For any finite decimals number $a=0.d_1d_2d_3\ldots d_n 000\ldots$ we have that $a=\frac{d_1d_2d_3\ldots d_n}{10^{n+1}}$.

When we write $x^a$ then what we mean is $$x^a=(x^{d_1d_2d_3\ldots d_n})^{1/10^{n+1}}$$ That is we take x to the $d_1d_2d_3\ldots d_n$th power and then the $10^{n+1}$th root of it.

if $b$ is with infinite decimals (and presumingly not rational) we have $$x^b=\lim_{n\to\infty}x^{a_i}$$ where $a_i$ are rational numbers that converges to $b$.

Answer 5

$$ \underbrace{10\cdot 10 \cdot 10 \cdots 10}_{x \text {times}} $$ is how $10^x$ is defined for natural numbers $x$. Mathematicians like to extend definitions, and that has happened with exponentiation too.

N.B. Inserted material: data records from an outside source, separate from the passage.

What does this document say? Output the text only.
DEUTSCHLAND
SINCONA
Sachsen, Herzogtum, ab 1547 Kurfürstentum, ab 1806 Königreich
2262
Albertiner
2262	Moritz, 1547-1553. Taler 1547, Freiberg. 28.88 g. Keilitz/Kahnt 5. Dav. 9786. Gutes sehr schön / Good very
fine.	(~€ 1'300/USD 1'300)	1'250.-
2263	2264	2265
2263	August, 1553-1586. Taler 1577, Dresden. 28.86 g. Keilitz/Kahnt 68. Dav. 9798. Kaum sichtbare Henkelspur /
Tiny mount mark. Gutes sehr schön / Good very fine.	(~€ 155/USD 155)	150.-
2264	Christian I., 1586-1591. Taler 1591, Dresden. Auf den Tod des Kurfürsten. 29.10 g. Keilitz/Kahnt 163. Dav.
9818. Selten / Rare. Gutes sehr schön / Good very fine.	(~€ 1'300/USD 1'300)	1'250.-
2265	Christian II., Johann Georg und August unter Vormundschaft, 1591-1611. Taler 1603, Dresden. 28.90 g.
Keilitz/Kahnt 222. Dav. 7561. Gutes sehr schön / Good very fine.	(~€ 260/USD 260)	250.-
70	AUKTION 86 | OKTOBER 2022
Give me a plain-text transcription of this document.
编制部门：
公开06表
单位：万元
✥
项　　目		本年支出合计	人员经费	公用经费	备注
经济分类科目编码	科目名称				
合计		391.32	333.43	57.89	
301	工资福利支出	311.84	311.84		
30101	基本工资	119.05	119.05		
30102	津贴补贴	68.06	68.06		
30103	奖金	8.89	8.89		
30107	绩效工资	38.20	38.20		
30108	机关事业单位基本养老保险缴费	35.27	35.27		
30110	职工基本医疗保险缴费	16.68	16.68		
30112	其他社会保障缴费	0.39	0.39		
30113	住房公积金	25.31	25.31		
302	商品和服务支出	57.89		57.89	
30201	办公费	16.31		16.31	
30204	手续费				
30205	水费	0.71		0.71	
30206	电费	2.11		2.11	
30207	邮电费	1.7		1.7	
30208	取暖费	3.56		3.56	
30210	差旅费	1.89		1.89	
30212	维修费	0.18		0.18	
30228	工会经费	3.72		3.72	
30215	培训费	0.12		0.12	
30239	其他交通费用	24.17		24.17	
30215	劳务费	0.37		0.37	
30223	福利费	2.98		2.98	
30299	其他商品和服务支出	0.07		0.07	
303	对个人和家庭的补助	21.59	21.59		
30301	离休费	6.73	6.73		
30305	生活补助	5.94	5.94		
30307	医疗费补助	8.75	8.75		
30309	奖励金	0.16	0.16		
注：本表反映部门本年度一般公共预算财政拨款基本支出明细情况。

When doing these extensions, it's nice if they lead to pleasent results like well-known rules still applying. A first step is observing that $a^m*a^n=a^{m+n}$, this allows us to see what raising to $\frac{1}{2}$ (and more generally any fraction) should be. To understand the definition of raising to general real powers, you'll (probably - but someone might have a trick I don't know/remember) need to know logarithms.

As you now added a comment saying you know logarithms, I'll add a little. The observation is that: $$ a^q=\exp(q\log a) $$ (using the same base for $\exp$ and $log$ of course, but any base will do), as that is a nice ($C^\infty$ for instance) function, that is used as the genral definition of exponentiation.